Canicattì: maxitruffa, sei arresti
Una truffa perpetrata ai danni di diverse società finanziarie di Canicattì e delle province di Agrigento e CAltanissetta ha fruttato un bottino di cinquecento mila euro ad alcuni imprenditori arrestati ieri. Sono stati raggiunti da ordinanze di custodia cautelare firmate dal giudice per le indagini preliminari del tribunale di Agrigento, Walter Carlisi, sei persone, fra cui due donne. Si tratta di Diego Guarneri, 39 anni, del fratello Giuseppe Guarneri, 34 anni e della moglie di Diego, Elena Reitano, 39 anni; Carmela Genova, 37 anni; Pietro Ruggeri, 44 anni; Vincenzo Pirrello, 48 anni. Diego Guarneri, Carmela Genova e Vincenzo Pirrello sono finiti al carcere Petrusa di Agrigento, gli altri invece sono agli arresti domiciliari.

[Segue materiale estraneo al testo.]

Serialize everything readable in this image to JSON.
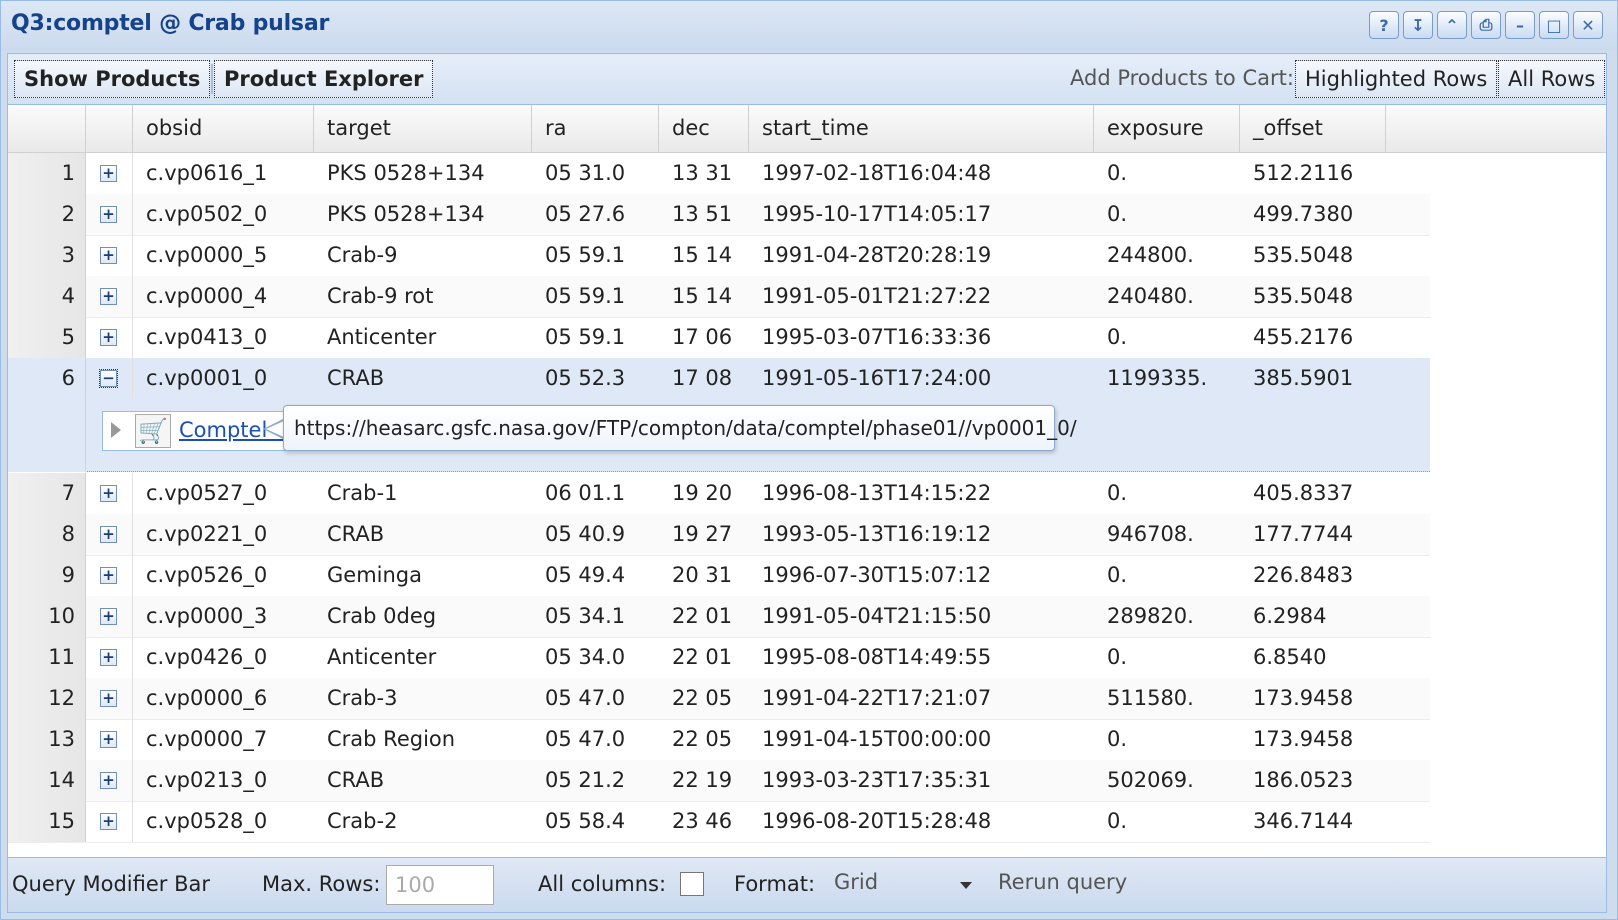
{
  "window": {
    "title": "Q3:comptel @ Crab pulsar"
  },
  "tools": [
    "help-icon",
    "pin-icon",
    "collapse-icon",
    "print-icon",
    "minimize-icon",
    "maximize-icon",
    "close-icon"
  ],
  "toolbar": {
    "show_products": "Show Products",
    "product_explorer": "Product Explorer",
    "add_label": "Add Products to Cart:",
    "highlighted_rows": "Highlighted Rows",
    "all_rows": "All Rows"
  },
  "columns": [
    "obsid",
    "target",
    "ra",
    "dec",
    "start_time",
    "exposure",
    "_offset"
  ],
  "rows": [
    {
      "n": "1",
      "obsid": "c.vp0616_1",
      "target": "PKS 0528+134",
      "ra": "05 31.0",
      "dec": "13 31",
      "start_time": "1997-02-18T16:04:48",
      "exposure": "0.",
      "offset": "512.2116"
    },
    {
      "n": "2",
      "obsid": "c.vp0502_0",
      "target": "PKS 0528+134",
      "ra": "05 27.6",
      "dec": "13 51",
      "start_time": "1995-10-17T14:05:17",
      "exposure": "0.",
      "offset": "499.7380"
    },
    {
      "n": "3",
      "obsid": "c.vp0000_5",
      "target": "Crab-9",
      "ra": "05 59.1",
      "dec": "15 14",
      "start_time": "1991-04-28T20:28:19",
      "exposure": "244800.",
      "offset": "535.5048"
    },
    {
      "n": "4",
      "obsid": "c.vp0000_4",
      "target": "Crab-9 rot",
      "ra": "05 59.1",
      "dec": "15 14",
      "start_time": "1991-05-01T21:27:22",
      "exposure": "240480.",
      "offset": "535.5048"
    },
    {
      "n": "5",
      "obsid": "c.vp0413_0",
      "target": "Anticenter",
      "ra": "05 59.1",
      "dec": "17 06",
      "start_time": "1995-03-07T16:33:36",
      "exposure": "0.",
      "offset": "455.2176"
    },
    {
      "n": "6",
      "obsid": "c.vp0001_0",
      "target": "CRAB",
      "ra": "05 52.3",
      "dec": "17 08",
      "start_time": "1991-05-16T17:24:00",
      "exposure": "1199335.",
      "offset": "385.5901"
    },
    {
      "n": "7",
      "obsid": "c.vp0527_0",
      "target": "Crab-1",
      "ra": "06 01.1",
      "dec": "19 20",
      "start_time": "1996-08-13T14:15:22",
      "exposure": "0.",
      "offset": "405.8337"
    },
    {
      "n": "8",
      "obsid": "c.vp0221_0",
      "target": "CRAB",
      "ra": "05 40.9",
      "dec": "19 27",
      "start_time": "1993-05-13T16:19:12",
      "exposure": "946708.",
      "offset": "177.7744"
    },
    {
      "n": "9",
      "obsid": "c.vp0526_0",
      "target": "Geminga",
      "ra": "05 49.4",
      "dec": "20 31",
      "start_time": "1996-07-30T15:07:12",
      "exposure": "0.",
      "offset": "226.8483"
    },
    {
      "n": "10",
      "obsid": "c.vp0000_3",
      "target": "Crab 0deg",
      "ra": "05 34.1",
      "dec": "22 01",
      "start_time": "1991-05-04T21:15:50",
      "exposure": "289820.",
      "offset": "6.2984"
    },
    {
      "n": "11",
      "obsid": "c.vp0426_0",
      "target": "Anticenter",
      "ra": "05 34.0",
      "dec": "22 01",
      "start_time": "1995-08-08T14:49:55",
      "exposure": "0.",
      "offset": "6.8540"
    },
    {
      "n": "12",
      "obsid": "c.vp0000_6",
      "target": "Crab-3",
      "ra": "05 47.0",
      "dec": "22 05",
      "start_time": "1991-04-22T17:21:07",
      "exposure": "511580.",
      "offset": "173.9458"
    },
    {
      "n": "13",
      "obsid": "c.vp0000_7",
      "target": "Crab Region",
      "ra": "05 47.0",
      "dec": "22 05",
      "start_time": "1991-04-15T00:00:00",
      "exposure": "0.",
      "offset": "173.9458"
    },
    {
      "n": "14",
      "obsid": "c.vp0213_0",
      "target": "CRAB",
      "ra": "05 21.2",
      "dec": "22 19",
      "start_time": "1993-03-23T17:35:31",
      "exposure": "502069.",
      "offset": "186.0523"
    },
    {
      "n": "15",
      "obsid": "c.vp0528_0",
      "target": "Crab-2",
      "ra": "05 58.4",
      "dec": "23 46",
      "start_time": "1996-08-20T15:28:48",
      "exposure": "0.",
      "offset": "346.7144"
    }
  ],
  "expanded": {
    "product_link": "Comptel O",
    "tooltip": "https://heasarc.gsfc.nasa.gov/FTP/compton/data/comptel/phase01//vp0001_0/"
  },
  "query_bar": {
    "title": "Query Modifier Bar",
    "max_rows_label": "Max. Rows:",
    "max_rows_placeholder": "100",
    "all_columns_label": "All columns:",
    "format_label": "Format:",
    "format_value": "Grid",
    "rerun": "Rerun query"
  }
}
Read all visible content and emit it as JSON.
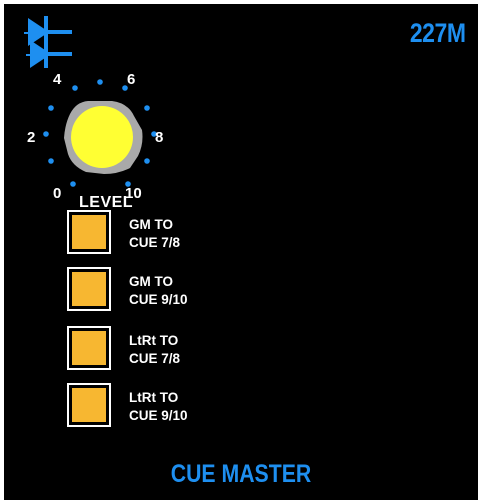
{
  "panel": {
    "model": "227M",
    "title": "CUE MASTER",
    "logo_icon": "dolby-style-logo-icon",
    "accent_color": "#1e8ff0",
    "button_color": "#f7b731",
    "knob_color": "#ffff33"
  },
  "knob": {
    "label": "LEVEL",
    "scale": [
      "0",
      "2",
      "4",
      "6",
      "8",
      "10"
    ]
  },
  "buttons": [
    {
      "line1": "GM TO",
      "line2": "CUE 7/8"
    },
    {
      "line1": "GM TO",
      "line2": "CUE 9/10"
    },
    {
      "line1": "LtRt TO",
      "line2": "CUE 7/8"
    },
    {
      "line1": "LtRt TO",
      "line2": "CUE 9/10"
    }
  ]
}
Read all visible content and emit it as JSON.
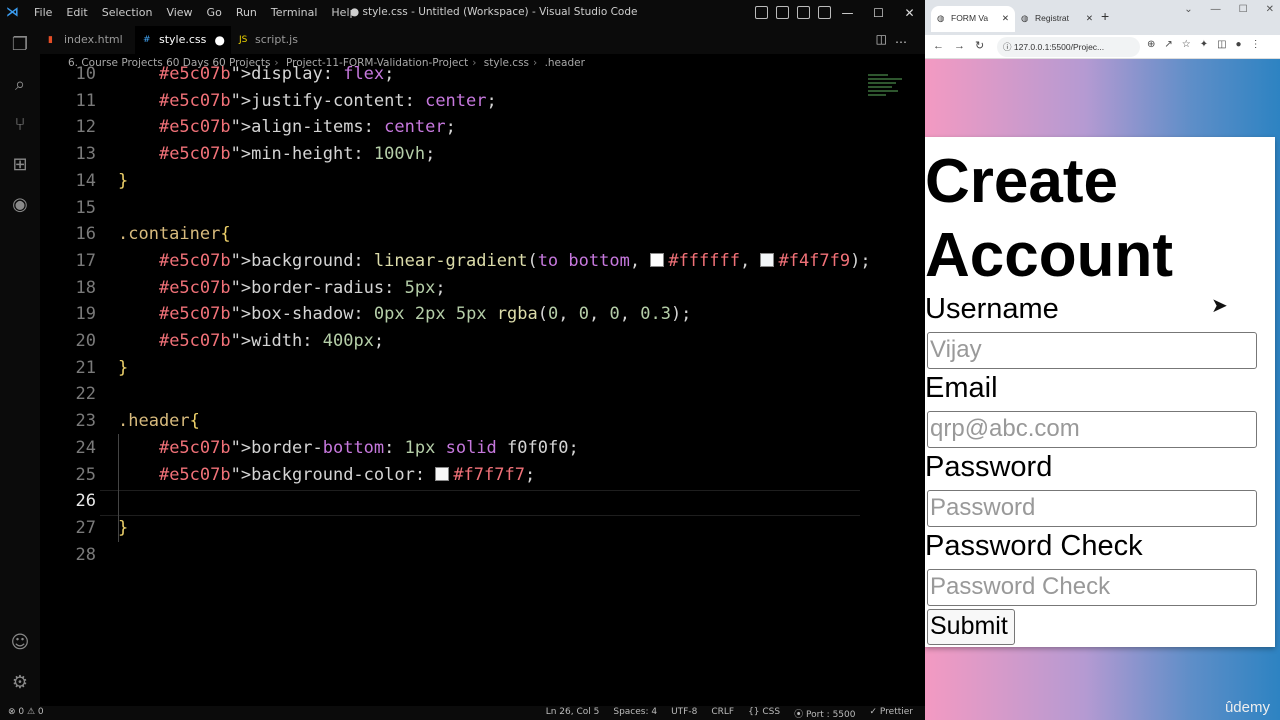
{
  "vscode": {
    "menu": [
      "File",
      "Edit",
      "Selection",
      "View",
      "Go",
      "Run",
      "Terminal",
      "Help"
    ],
    "window_title": "● style.css - Untitled (Workspace) - Visual Studio Code",
    "tabs": [
      {
        "label": "index.html",
        "active": false
      },
      {
        "label": "style.css",
        "active": true,
        "modified": "●"
      },
      {
        "label": "script.js",
        "active": false
      }
    ],
    "breadcrumb": [
      "6. Course Projects 60 Days 60 Projects",
      "Project-11-FORM-Validation-Project",
      "style.css",
      ".header"
    ],
    "lines": [
      {
        "n": "10",
        "text": "    display: flex;"
      },
      {
        "n": "11",
        "text": "    justify-content: center;"
      },
      {
        "n": "12",
        "text": "    align-items: center;"
      },
      {
        "n": "13",
        "text": "    min-height: 100vh;"
      },
      {
        "n": "14",
        "text": "}"
      },
      {
        "n": "15",
        "text": ""
      },
      {
        "n": "16",
        "text": ".container{"
      },
      {
        "n": "17",
        "text": "    background: linear-gradient(to bottom, #ffffff, #f4f7f9);"
      },
      {
        "n": "18",
        "text": "    border-radius: 5px;"
      },
      {
        "n": "19",
        "text": "    box-shadow: 0px 2px 5px rgba(0, 0, 0, 0.3);"
      },
      {
        "n": "20",
        "text": "    width: 400px;"
      },
      {
        "n": "21",
        "text": "}"
      },
      {
        "n": "22",
        "text": ""
      },
      {
        "n": "23",
        "text": ".header{"
      },
      {
        "n": "24",
        "text": "    border-bottom: 1px solid f0f0f0;"
      },
      {
        "n": "25",
        "text": "    background-color: #f7f7f7;"
      },
      {
        "n": "26",
        "text": ""
      },
      {
        "n": "27",
        "text": "}"
      },
      {
        "n": "28",
        "text": ""
      }
    ],
    "status": {
      "left": "⊗ 0 ⚠ 0",
      "items": [
        "Ln 26, Col 5",
        "Spaces: 4",
        "UTF-8",
        "CRLF",
        "{} CSS",
        "⦿ Port : 5500",
        "✓ Prettier"
      ]
    }
  },
  "browser": {
    "tabs": [
      {
        "label": "FORM Va",
        "active": true
      },
      {
        "label": "Registrat",
        "active": false
      }
    ],
    "url": "127.0.0.1:5500/Projec...",
    "page": {
      "title_line1": "Create",
      "title_line2": "Account",
      "fields": [
        {
          "label": "Username",
          "placeholder": "Vijay"
        },
        {
          "label": "Email",
          "placeholder": "qrp@abc.com"
        },
        {
          "label": "Password",
          "placeholder": "Password"
        },
        {
          "label": "Password Check",
          "placeholder": "Password Check"
        }
      ],
      "submit": "Submit"
    },
    "watermark": "ûdemy"
  }
}
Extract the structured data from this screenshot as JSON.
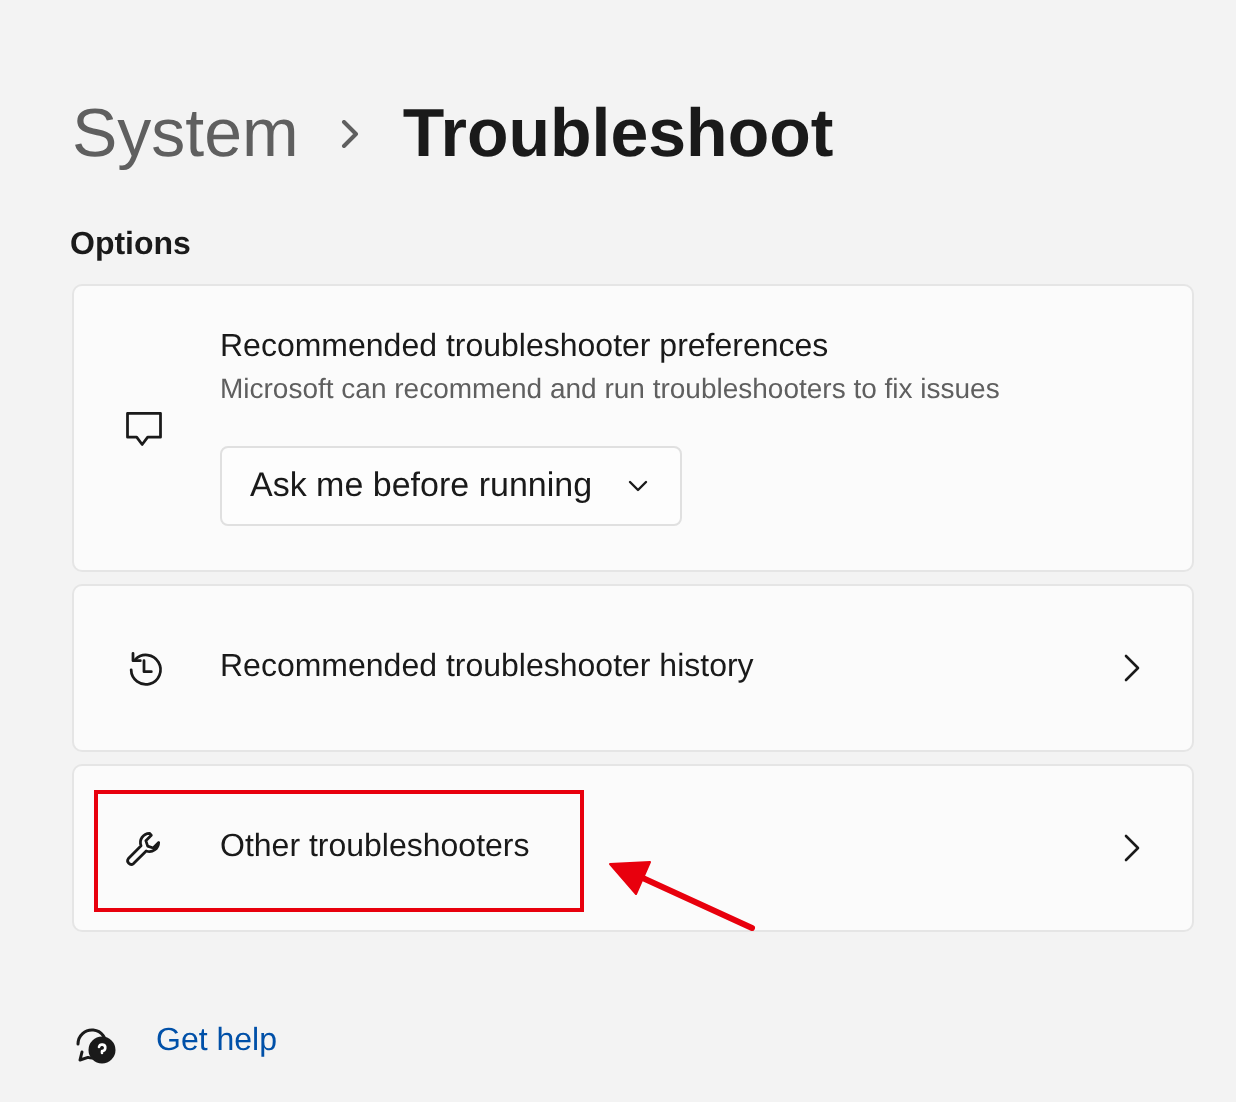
{
  "breadcrumb": [
    {
      "label": "System",
      "current": false
    },
    {
      "label": "Troubleshoot",
      "current": true
    }
  ],
  "section": "Options",
  "items": [
    {
      "kind": "dropdown",
      "title": "Recommended troubleshooter preferences",
      "description": "Microsoft can recommend and run troubleshooters to fix issues",
      "value": "Ask me before running",
      "highlighted": false
    },
    {
      "kind": "link",
      "title": "Recommended troubleshooter history",
      "highlighted": false
    },
    {
      "kind": "link",
      "title": "Other troubleshooters",
      "highlighted": true
    }
  ],
  "help_link": "Get help"
}
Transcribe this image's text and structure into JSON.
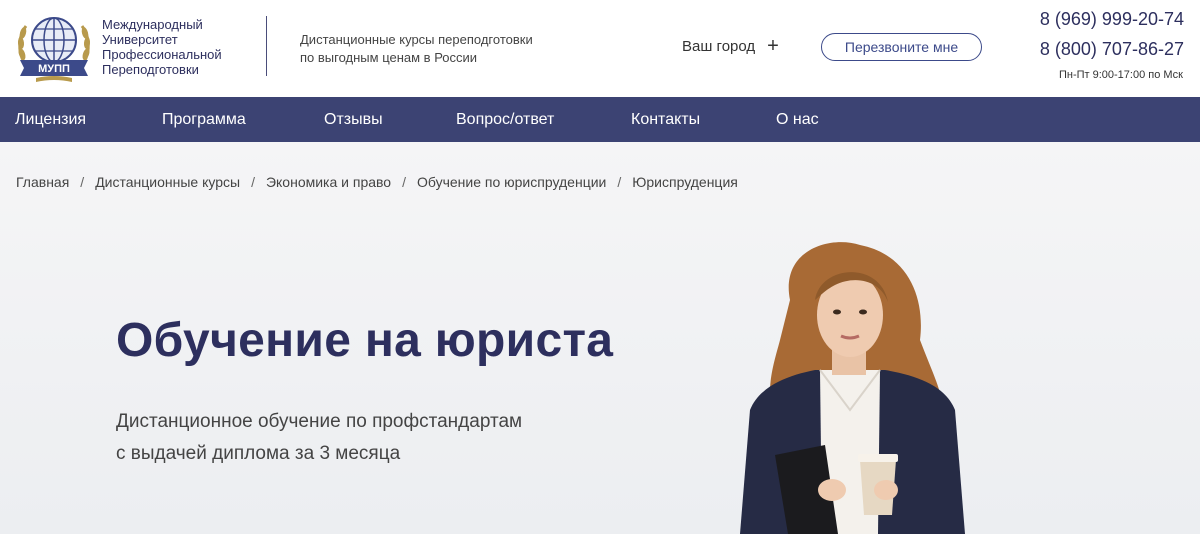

Secondo quanto è emerso dalle indagini a capo dell’organizzazione ci sarebbero stati Diego Guarneri e Carmela Genova i quali avrebbero operato in franchising per conto di una finanziaria. Un ruolo importante era anche quello di Vincenzo Pirrello, dipendente del comune di Sommatine. Proprio grazie a lui era possibile utilizzare i timbri comunali che venivano apposti sulle buste paga che, una volta gonfiate, risultavano intestate ai componenti della stessa organizzazione che figuravano come dipendenti del Comune di Sommatino. I documenti falsificati venivano poi presentati alle società finanziarie che concedevano il prestito. Pagate le prime rate, però, i creditori sparivano. La truffa andava avanti dal 2005 e ha fruttato all’organizzazione 500 mila euro.